排出権取引がマスコミを賑わしていますが、投稿者としてはまったく合点が行きません。そもそも、誰がCO2を堂々と排出し続ける「権利」を有していると主張できるのか、という根本的疑問があります。増してや、CO2に値段をつけて市場で取引しようなどと、手間ひまをかけて検討し、準備し、実際にそれを運用するシステムの無駄を考えただけで頭が痛くなります。

そもそも、排出権取引を何のためにしなければならないのかですが、その目的は破局的な気候変動の防止です。その目的を考えれば答えはたった一つしかないでしょう。アメ(大いに努力した人や企業への減税)とムチ(CO2を排出した時の環境税)の組み合わせです。

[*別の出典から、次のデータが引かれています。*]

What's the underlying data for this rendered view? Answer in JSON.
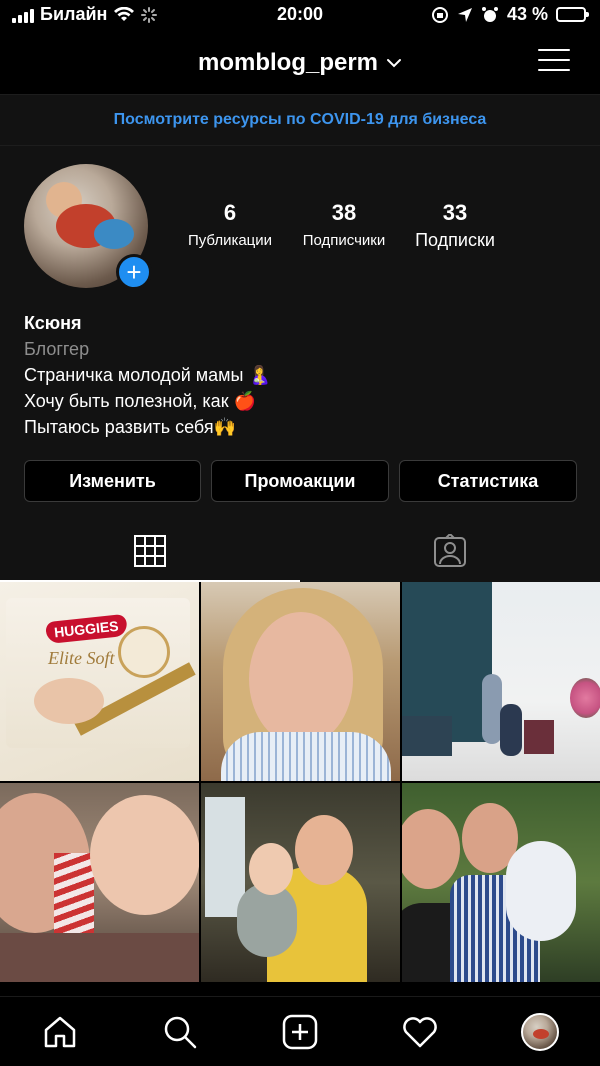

省エネに励んだ人や企業をほめ、それを怠った人や企業を懲らしめるというシンプルな方法が最も効果を発揮するはずなのです。もし、削減目標に届かなければ、税率を見直せば良いでしょう。環境税は、本来目的税であるべきですが、それでなくても国の借金が天文学的数字になっているこの時代、そんな理想論は引っ込ますべきかも知れません。何しろ、現世代は、過去数十年間にわたって環境へ負荷をかけ続けながら高度成長を果たして、いまある豊かな消費生活を享受しているわけですから、それを維持するために政府がばらまき続けた借金を、環境税から少し回して埋め合わせてもバチは当たらないはずです。いずれにしても、現在の財政出動、金利政策や消費税などを組み合わせた、複雑で間接的な経済政策に比べ、何しろ環境税は直接的でシンプルです。

さて、環境税が社会の重石となって、経済活動が鈍化し、ひいては更なる景気悪化や失業率の増加につながるという議論があります。しかし、環境税の目的は「エネルギーの無駄使いを絞る」ことであり、エネルギー消費を増やさない経済活動はむしろ奨励するわけですから、そのような単純な批判は無視すれば良いのです。例えば野菜や果物など産地を集中化し、端境期にも市場に出荷するために高原栽培や温室栽培を奨励し、それを、高速道路を使って全国各地に流通させる今のビジネスモデルは、高い環境税を覚悟しなければならないでしょう。そうではなくて、地場で採れた旬の産物を、地場で消費するビジネスモデルでは、生産者や消費者は環境税の網には引っ掛からないので安いコストを享受できるはずです。つまりは中央集中のビジネスモデルは否定される時代になるわけですから、人々も税の高い大都会に群れて暮らす必要も無くなるので、人口の地方分散も進むはずです。これが、投稿者が何度も書いている「時代の逆転」の意味なのです。とりあえずは、社会が1970年代前半まで戻れば、エネルギー消費は現在の丁度半分(50%削減)程度の省エネ社会が実現できるでしょう。